Bile reflux can be difficult to distinguish from gastric acid reflux. The signs and symptoms are similar, and the two conditions may occur at the same time.

Bile reflux signs and symptoms include:

  • Upper abdominal pain that may be severe
  • Frequent heartburn — a burning sensation in your chest that sometimes spreads to your throat, along with a sour taste in your mouth
  • Nausea
  • Vomiting a greenish-yellow fluid (bile)
  • Occasionally, a cough or hoarseness
  • Unintended weight loss

When to see a doctor

Make an appointment with your doctor if you frequently experience symptoms of reflux, or if you're losing weight without trying.

If you've been diagnosed with gastroesophageal reflux disease (GERD) but aren't getting enough relief from your medications, call your doctor. You may need additional treatment for bile reflux.


Bile is essential for digesting fats and for eliminating worn-out red blood cells and certain toxins from your body. Bile is produced in your liver and stored in your gallbladder.
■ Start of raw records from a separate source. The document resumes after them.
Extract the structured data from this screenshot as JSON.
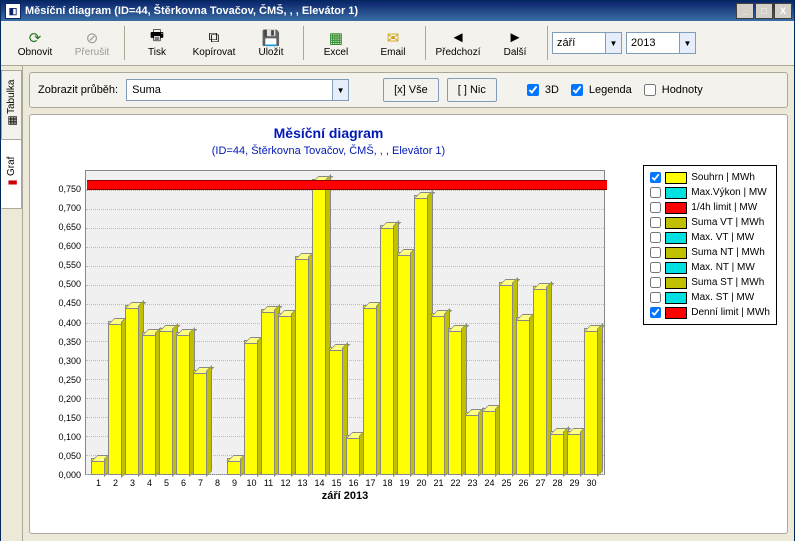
{
  "window": {
    "title": "Měsíční diagram (ID=44, Štěrkovna Tovačov, ČMŠ, , , Elevátor 1)",
    "minimize": "_",
    "maximize": "□",
    "close": "X"
  },
  "toolbar": {
    "obnovit": "Obnovit",
    "prerusit": "Přerušit",
    "tisk": "Tisk",
    "kopirovat": "Kopírovat",
    "ulozit": "Uložit",
    "excel": "Excel",
    "email": "Email",
    "predchozi": "Předchozí",
    "dalsi": "Další",
    "month": "září",
    "year": "2013"
  },
  "tabs": {
    "tabulka": "Tabulka",
    "graf": "Graf"
  },
  "optbar": {
    "zobrazit_label": "Zobrazit průběh:",
    "suma": "Suma",
    "vse": "[x] Vše",
    "nic": "[ ] Nic",
    "threeD": "3D",
    "legenda": "Legenda",
    "hodnoty": "Hodnoty"
  },
  "chart": {
    "title": "Měsíční diagram",
    "subtitle": "(ID=44, Štěrkovna Tovačov, ČMŠ, , , Elevátor 1)",
    "xlabel": "září 2013"
  },
  "legend": [
    {
      "label": "Souhrn | MWh",
      "color": "#ffff00",
      "checked": true
    },
    {
      "label": "Max.Výkon | MW",
      "color": "#00e0e0",
      "checked": false
    },
    {
      "label": "1/4h limit | MW",
      "color": "#ff0000",
      "checked": false
    },
    {
      "label": "Suma VT | MWh",
      "color": "#c0c000",
      "checked": false
    },
    {
      "label": "Max. VT | MW",
      "color": "#00e0e0",
      "checked": false
    },
    {
      "label": "Suma NT | MWh",
      "color": "#c0c000",
      "checked": false
    },
    {
      "label": "Max. NT | MW",
      "color": "#00e0e0",
      "checked": false
    },
    {
      "label": "Suma ST | MWh",
      "color": "#c0c000",
      "checked": false
    },
    {
      "label": "Max. ST | MW",
      "color": "#00e0e0",
      "checked": false
    },
    {
      "label": "Denní limit | MWh",
      "color": "#ff0000",
      "checked": true
    }
  ],
  "chart_data": {
    "type": "bar",
    "categories": [
      1,
      2,
      3,
      4,
      5,
      6,
      7,
      8,
      9,
      10,
      11,
      12,
      13,
      14,
      15,
      16,
      17,
      18,
      19,
      20,
      21,
      22,
      23,
      24,
      25,
      26,
      27,
      28,
      29,
      30
    ],
    "values": [
      0.04,
      0.4,
      0.44,
      0.37,
      0.38,
      0.37,
      0.27,
      0.0,
      0.04,
      0.35,
      0.43,
      0.42,
      0.57,
      0.77,
      0.33,
      0.1,
      0.44,
      0.65,
      0.58,
      0.73,
      0.42,
      0.38,
      0.16,
      0.17,
      0.5,
      0.41,
      0.49,
      0.11,
      0.11,
      0.38
    ],
    "limit": 0.775,
    "title": "Měsíční diagram",
    "xlabel": "září 2013",
    "ylabel": "",
    "ylim": [
      0,
      0.8
    ],
    "yticks": [
      0.0,
      0.05,
      0.1,
      0.15,
      0.2,
      0.25,
      0.3,
      0.35,
      0.4,
      0.45,
      0.5,
      0.55,
      0.6,
      0.65,
      0.7,
      0.75
    ]
  }
}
Eating a meal that contains even a small amount of fat signals your gallbladder to release bile, which flows through a small tube into the upper part of your small intestine (duodenum).
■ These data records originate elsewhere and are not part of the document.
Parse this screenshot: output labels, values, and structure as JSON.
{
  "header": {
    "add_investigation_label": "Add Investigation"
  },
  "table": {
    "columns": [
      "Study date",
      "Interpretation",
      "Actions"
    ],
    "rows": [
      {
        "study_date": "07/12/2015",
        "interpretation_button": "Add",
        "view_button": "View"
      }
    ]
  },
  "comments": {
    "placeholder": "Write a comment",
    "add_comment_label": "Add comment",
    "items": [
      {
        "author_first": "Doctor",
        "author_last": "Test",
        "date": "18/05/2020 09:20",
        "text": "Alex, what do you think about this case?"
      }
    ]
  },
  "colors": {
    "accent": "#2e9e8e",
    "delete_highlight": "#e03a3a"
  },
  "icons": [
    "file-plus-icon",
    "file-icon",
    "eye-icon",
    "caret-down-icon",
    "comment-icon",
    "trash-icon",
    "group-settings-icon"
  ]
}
Bile reflux into the stomach

Bile and food mix in the duodenum and enter your small intestine. The pyloric valve, a heavy ring of muscle located at the outlet of your stomach, usually opens only slightly — enough to release about an eighth of an ounce (about 3.75 milliliters) or less of liquefied food at a time, but not enough to allow digestive juices to reflux into the stomach.

In cases of bile reflux, the valve doesn't close properly, and bile washes back into the stomach. This can lead to inflammation of the stomach lining (bile reflux gastritis).

Bile reflux into the esophagus

Bile and stomach acid can reflux into the esophagus when another muscular valve, the lower esophageal sphincter, doesn't work properly. The lower esophageal sphincter separates the esophagus and stomach. The valve normally opens just long enough to allow food to pass into the stomach. But if the valve weakens or relaxes abnormally, bile can wash back into the esophagus.

What leads to bile reflux?

Bile reflux may be caused by:

  • Surgery complications. Stomach surgery, including total or partial removal of the stomach and gastric bypass surgery for weight loss, is responsible for most bile reflux.
  • Peptic ulcers. A peptic ulcer can block the pyloric valve so that it doesn't open or close properly. Stagnant food in the stomach can lead to increased gastric pressure and allow bile and stomach acid to back up into the esophagus.
  • Gallbladder surgery. People who have had their gallbladders removed have significantly more bile reflux than do people who haven't had this surgery.


Bile reflux gastritis has been linked to stomach cancer. The combination of bile reflux and acid reflux also increases the risk of the following complications:

  • GERD. This condition, which causes irritation and inflammation of the esophagus, is most often due to excess acid, but bile may be mixed with the acid.

    Bile is often suspected of contributing to GERD when people respond incompletely or not at all to powerful acid-suppressant medications.

  • Barrett's esophagus. This serious condition can occur when long-term exposure to stomach acid, or to acid and bile, damages tissue in the lower esophagus. The damaged esophageal cells have an increased risk of becoming cancerous. Animal studies have also linked bile reflux to Barrett's esophagus.
  • Esophageal cancer. There's a link between acid reflux and bile reflux and esophageal cancer, which may not be diagnosed until it's quite advanced. In animal studies, bile reflux alone has been shown to cause cancer of the esophagus.